The Game Conservancy Trust said yesterday that this year’s season was “a very mixed bag”, with some estates boasting good numbers while their neighbours experienced the opposite. Ian McCall, a director of the Game Conservancy Trust, said that in some parts of Scotland, such as Deeside, Inverness and Speyside, grouse populations had continued to thrive. “It has not been universally bad,” he said.
Mr McCall said that, despite this, Scotland as a whole would experience a dip in revenue and that could have a knock-on effect on vulnerable communities. He said: “Groups come from across the Atlantic to shoot and they won’t be making the journey, which means hotels won’t be getting cheques at the end of the week.”
Colin Shedden, the Scottish director of the British Association for Shooting and Conservation, said that unseasonably cold and wet weather played a major part in the poor grouse numbers.
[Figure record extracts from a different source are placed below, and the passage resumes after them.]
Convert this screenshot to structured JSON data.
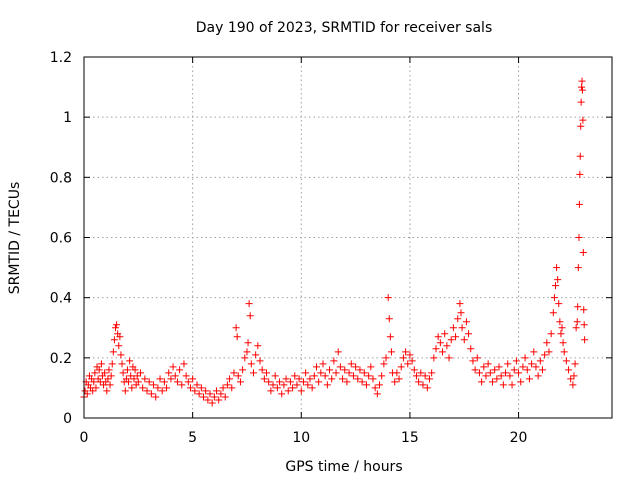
{
  "chart_data": {
    "type": "scatter",
    "title": "Day 190 of 2023, SRMTID for receiver sals",
    "xlabel": "GPS time / hours",
    "ylabel": "SRMTID / TECUs",
    "xlim": [
      0,
      24.3
    ],
    "ylim": [
      0,
      1.2
    ],
    "xticks": [
      0,
      5,
      10,
      15,
      20
    ],
    "xtick_labels": [
      "0",
      "5",
      "10",
      "15",
      "20"
    ],
    "yticks": [
      0,
      0.2,
      0.4,
      0.6,
      0.8,
      1.0,
      1.2
    ],
    "ytick_labels": [
      "0",
      "0.2",
      "0.4",
      "0.6",
      "0.8",
      "1",
      "1.2"
    ],
    "grid": true,
    "marker": "+",
    "series": [
      {
        "name": "SRMTID",
        "color": "#ff0000",
        "points": [
          [
            0.0,
            0.07
          ],
          [
            0.05,
            0.09
          ],
          [
            0.1,
            0.12
          ],
          [
            0.15,
            0.08
          ],
          [
            0.2,
            0.11
          ],
          [
            0.25,
            0.14
          ],
          [
            0.3,
            0.1
          ],
          [
            0.35,
            0.13
          ],
          [
            0.4,
            0.09
          ],
          [
            0.45,
            0.12
          ],
          [
            0.5,
            0.15
          ],
          [
            0.55,
            0.1
          ],
          [
            0.6,
            0.17
          ],
          [
            0.65,
            0.13
          ],
          [
            0.7,
            0.16
          ],
          [
            0.75,
            0.12
          ],
          [
            0.8,
            0.18
          ],
          [
            0.85,
            0.14
          ],
          [
            0.9,
            0.11
          ],
          [
            0.95,
            0.15
          ],
          [
            1.0,
            0.12
          ],
          [
            1.05,
            0.09
          ],
          [
            1.1,
            0.13
          ],
          [
            1.15,
            0.16
          ],
          [
            1.2,
            0.11
          ],
          [
            1.25,
            0.14
          ],
          [
            1.3,
            0.18
          ],
          [
            1.35,
            0.22
          ],
          [
            1.4,
            0.26
          ],
          [
            1.45,
            0.3
          ],
          [
            1.5,
            0.31
          ],
          [
            1.55,
            0.28
          ],
          [
            1.6,
            0.24
          ],
          [
            1.65,
            0.27
          ],
          [
            1.7,
            0.21
          ],
          [
            1.75,
            0.18
          ],
          [
            1.8,
            0.15
          ],
          [
            1.85,
            0.12
          ],
          [
            1.9,
            0.09
          ],
          [
            1.95,
            0.13
          ],
          [
            2.0,
            0.16
          ],
          [
            2.05,
            0.12
          ],
          [
            2.1,
            0.19
          ],
          [
            2.15,
            0.14
          ],
          [
            2.2,
            0.1
          ],
          [
            2.25,
            0.17
          ],
          [
            2.3,
            0.13
          ],
          [
            2.35,
            0.16
          ],
          [
            2.4,
            0.11
          ],
          [
            2.45,
            0.14
          ],
          [
            2.5,
            0.12
          ],
          [
            2.6,
            0.15
          ],
          [
            2.7,
            0.1
          ],
          [
            2.8,
            0.13
          ],
          [
            2.9,
            0.09
          ],
          [
            3.0,
            0.12
          ],
          [
            3.1,
            0.08
          ],
          [
            3.2,
            0.11
          ],
          [
            3.3,
            0.07
          ],
          [
            3.4,
            0.1
          ],
          [
            3.5,
            0.13
          ],
          [
            3.6,
            0.09
          ],
          [
            3.7,
            0.12
          ],
          [
            3.8,
            0.1
          ],
          [
            3.9,
            0.15
          ],
          [
            4.0,
            0.13
          ],
          [
            4.1,
            0.17
          ],
          [
            4.2,
            0.14
          ],
          [
            4.3,
            0.12
          ],
          [
            4.4,
            0.16
          ],
          [
            4.5,
            0.11
          ],
          [
            4.6,
            0.18
          ],
          [
            4.7,
            0.14
          ],
          [
            4.8,
            0.12
          ],
          [
            4.9,
            0.1
          ],
          [
            5.0,
            0.13
          ],
          [
            5.1,
            0.09
          ],
          [
            5.2,
            0.11
          ],
          [
            5.3,
            0.08
          ],
          [
            5.4,
            0.1
          ],
          [
            5.5,
            0.07
          ],
          [
            5.6,
            0.09
          ],
          [
            5.7,
            0.06
          ],
          [
            5.8,
            0.08
          ],
          [
            5.9,
            0.05
          ],
          [
            6.0,
            0.07
          ],
          [
            6.1,
            0.09
          ],
          [
            6.2,
            0.06
          ],
          [
            6.3,
            0.08
          ],
          [
            6.4,
            0.1
          ],
          [
            6.5,
            0.07
          ],
          [
            6.6,
            0.11
          ],
          [
            6.7,
            0.13
          ],
          [
            6.8,
            0.1
          ],
          [
            6.9,
            0.15
          ],
          [
            7.0,
            0.3
          ],
          [
            7.05,
            0.27
          ],
          [
            7.1,
            0.14
          ],
          [
            7.2,
            0.12
          ],
          [
            7.3,
            0.16
          ],
          [
            7.4,
            0.2
          ],
          [
            7.5,
            0.22
          ],
          [
            7.55,
            0.25
          ],
          [
            7.6,
            0.38
          ],
          [
            7.65,
            0.34
          ],
          [
            7.7,
            0.18
          ],
          [
            7.8,
            0.15
          ],
          [
            7.9,
            0.21
          ],
          [
            8.0,
            0.24
          ],
          [
            8.1,
            0.19
          ],
          [
            8.2,
            0.16
          ],
          [
            8.3,
            0.13
          ],
          [
            8.4,
            0.15
          ],
          [
            8.5,
            0.12
          ],
          [
            8.6,
            0.09
          ],
          [
            8.7,
            0.11
          ],
          [
            8.8,
            0.14
          ],
          [
            8.9,
            0.1
          ],
          [
            9.0,
            0.12
          ],
          [
            9.1,
            0.08
          ],
          [
            9.2,
            0.11
          ],
          [
            9.3,
            0.13
          ],
          [
            9.4,
            0.09
          ],
          [
            9.5,
            0.12
          ],
          [
            9.6,
            0.1
          ],
          [
            9.7,
            0.14
          ],
          [
            9.8,
            0.11
          ],
          [
            9.9,
            0.13
          ],
          [
            10.0,
            0.09
          ],
          [
            10.1,
            0.12
          ],
          [
            10.2,
            0.15
          ],
          [
            10.3,
            0.11
          ],
          [
            10.4,
            0.13
          ],
          [
            10.5,
            0.1
          ],
          [
            10.6,
            0.14
          ],
          [
            10.7,
            0.17
          ],
          [
            10.8,
            0.12
          ],
          [
            10.9,
            0.15
          ],
          [
            11.0,
            0.18
          ],
          [
            11.1,
            0.14
          ],
          [
            11.2,
            0.11
          ],
          [
            11.3,
            0.16
          ],
          [
            11.4,
            0.13
          ],
          [
            11.5,
            0.19
          ],
          [
            11.6,
            0.15
          ],
          [
            11.7,
            0.22
          ],
          [
            11.8,
            0.17
          ],
          [
            11.9,
            0.13
          ],
          [
            12.0,
            0.16
          ],
          [
            12.1,
            0.12
          ],
          [
            12.2,
            0.15
          ],
          [
            12.3,
            0.18
          ],
          [
            12.4,
            0.14
          ],
          [
            12.5,
            0.17
          ],
          [
            12.6,
            0.13
          ],
          [
            12.7,
            0.16
          ],
          [
            12.8,
            0.12
          ],
          [
            12.9,
            0.15
          ],
          [
            13.0,
            0.11
          ],
          [
            13.1,
            0.14
          ],
          [
            13.2,
            0.17
          ],
          [
            13.3,
            0.13
          ],
          [
            13.4,
            0.1
          ],
          [
            13.5,
            0.08
          ],
          [
            13.6,
            0.11
          ],
          [
            13.7,
            0.14
          ],
          [
            13.8,
            0.18
          ],
          [
            13.9,
            0.2
          ],
          [
            14.0,
            0.4
          ],
          [
            14.05,
            0.33
          ],
          [
            14.1,
            0.27
          ],
          [
            14.15,
            0.22
          ],
          [
            14.2,
            0.15
          ],
          [
            14.3,
            0.12
          ],
          [
            14.4,
            0.15
          ],
          [
            14.5,
            0.13
          ],
          [
            14.6,
            0.17
          ],
          [
            14.7,
            0.2
          ],
          [
            14.8,
            0.22
          ],
          [
            14.9,
            0.18
          ],
          [
            15.0,
            0.21
          ],
          [
            15.1,
            0.19
          ],
          [
            15.2,
            0.16
          ],
          [
            15.3,
            0.14
          ],
          [
            15.4,
            0.12
          ],
          [
            15.5,
            0.15
          ],
          [
            15.6,
            0.11
          ],
          [
            15.7,
            0.14
          ],
          [
            15.8,
            0.1
          ],
          [
            15.9,
            0.13
          ],
          [
            16.0,
            0.15
          ],
          [
            16.1,
            0.2
          ],
          [
            16.2,
            0.23
          ],
          [
            16.3,
            0.27
          ],
          [
            16.4,
            0.25
          ],
          [
            16.5,
            0.22
          ],
          [
            16.6,
            0.28
          ],
          [
            16.7,
            0.24
          ],
          [
            16.8,
            0.2
          ],
          [
            16.9,
            0.26
          ],
          [
            17.0,
            0.3
          ],
          [
            17.1,
            0.27
          ],
          [
            17.2,
            0.33
          ],
          [
            17.3,
            0.38
          ],
          [
            17.35,
            0.35
          ],
          [
            17.4,
            0.3
          ],
          [
            17.5,
            0.26
          ],
          [
            17.6,
            0.32
          ],
          [
            17.7,
            0.28
          ],
          [
            17.8,
            0.23
          ],
          [
            17.9,
            0.19
          ],
          [
            18.0,
            0.16
          ],
          [
            18.1,
            0.2
          ],
          [
            18.2,
            0.15
          ],
          [
            18.3,
            0.12
          ],
          [
            18.4,
            0.17
          ],
          [
            18.5,
            0.14
          ],
          [
            18.6,
            0.18
          ],
          [
            18.7,
            0.15
          ],
          [
            18.8,
            0.12
          ],
          [
            18.9,
            0.16
          ],
          [
            19.0,
            0.13
          ],
          [
            19.1,
            0.17
          ],
          [
            19.2,
            0.14
          ],
          [
            19.3,
            0.11
          ],
          [
            19.4,
            0.15
          ],
          [
            19.5,
            0.18
          ],
          [
            19.6,
            0.14
          ],
          [
            19.7,
            0.11
          ],
          [
            19.8,
            0.16
          ],
          [
            19.9,
            0.19
          ],
          [
            20.0,
            0.15
          ],
          [
            20.1,
            0.12
          ],
          [
            20.2,
            0.17
          ],
          [
            20.3,
            0.2
          ],
          [
            20.4,
            0.16
          ],
          [
            20.5,
            0.13
          ],
          [
            20.6,
            0.18
          ],
          [
            20.7,
            0.22
          ],
          [
            20.8,
            0.17
          ],
          [
            20.9,
            0.14
          ],
          [
            21.0,
            0.19
          ],
          [
            21.1,
            0.16
          ],
          [
            21.2,
            0.21
          ],
          [
            21.3,
            0.25
          ],
          [
            21.4,
            0.22
          ],
          [
            21.5,
            0.28
          ],
          [
            21.6,
            0.35
          ],
          [
            21.65,
            0.4
          ],
          [
            21.7,
            0.44
          ],
          [
            21.75,
            0.5
          ],
          [
            21.8,
            0.46
          ],
          [
            21.85,
            0.38
          ],
          [
            21.9,
            0.32
          ],
          [
            21.95,
            0.28
          ],
          [
            22.0,
            0.3
          ],
          [
            22.05,
            0.25
          ],
          [
            22.1,
            0.22
          ],
          [
            22.2,
            0.19
          ],
          [
            22.3,
            0.16
          ],
          [
            22.4,
            0.13
          ],
          [
            22.5,
            0.11
          ],
          [
            22.55,
            0.14
          ],
          [
            22.6,
            0.18
          ],
          [
            22.65,
            0.3
          ],
          [
            22.7,
            0.32
          ],
          [
            22.72,
            0.37
          ],
          [
            22.75,
            0.5
          ],
          [
            22.78,
            0.6
          ],
          [
            22.8,
            0.71
          ],
          [
            22.82,
            0.81
          ],
          [
            22.84,
            0.87
          ],
          [
            22.86,
            0.97
          ],
          [
            22.88,
            1.05
          ],
          [
            22.9,
            1.1
          ],
          [
            22.92,
            1.12
          ],
          [
            22.94,
            1.09
          ],
          [
            22.96,
            0.99
          ],
          [
            22.98,
            0.55
          ],
          [
            23.0,
            0.36
          ],
          [
            23.02,
            0.31
          ],
          [
            23.04,
            0.26
          ]
        ]
      }
    ]
  }
}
He said: “We are looking at the worst year in perhaps the last ten years, while in England they are saying it’s the worst in fifty. The breeding success of the grouse has been very poor in most areas and cold, wet weather at the end of May and beginning of June has had an adverse effect.”
The subdued season is expected to double the price of a brace of grouse from £7 to £14, according to gamekeepers. The knock-on effect will be higher prices in hotels and restaurants.
There are about 459 grouse moors across the UK, covering 1.5 million hectares from Wales and Derbyshire to the Highlands.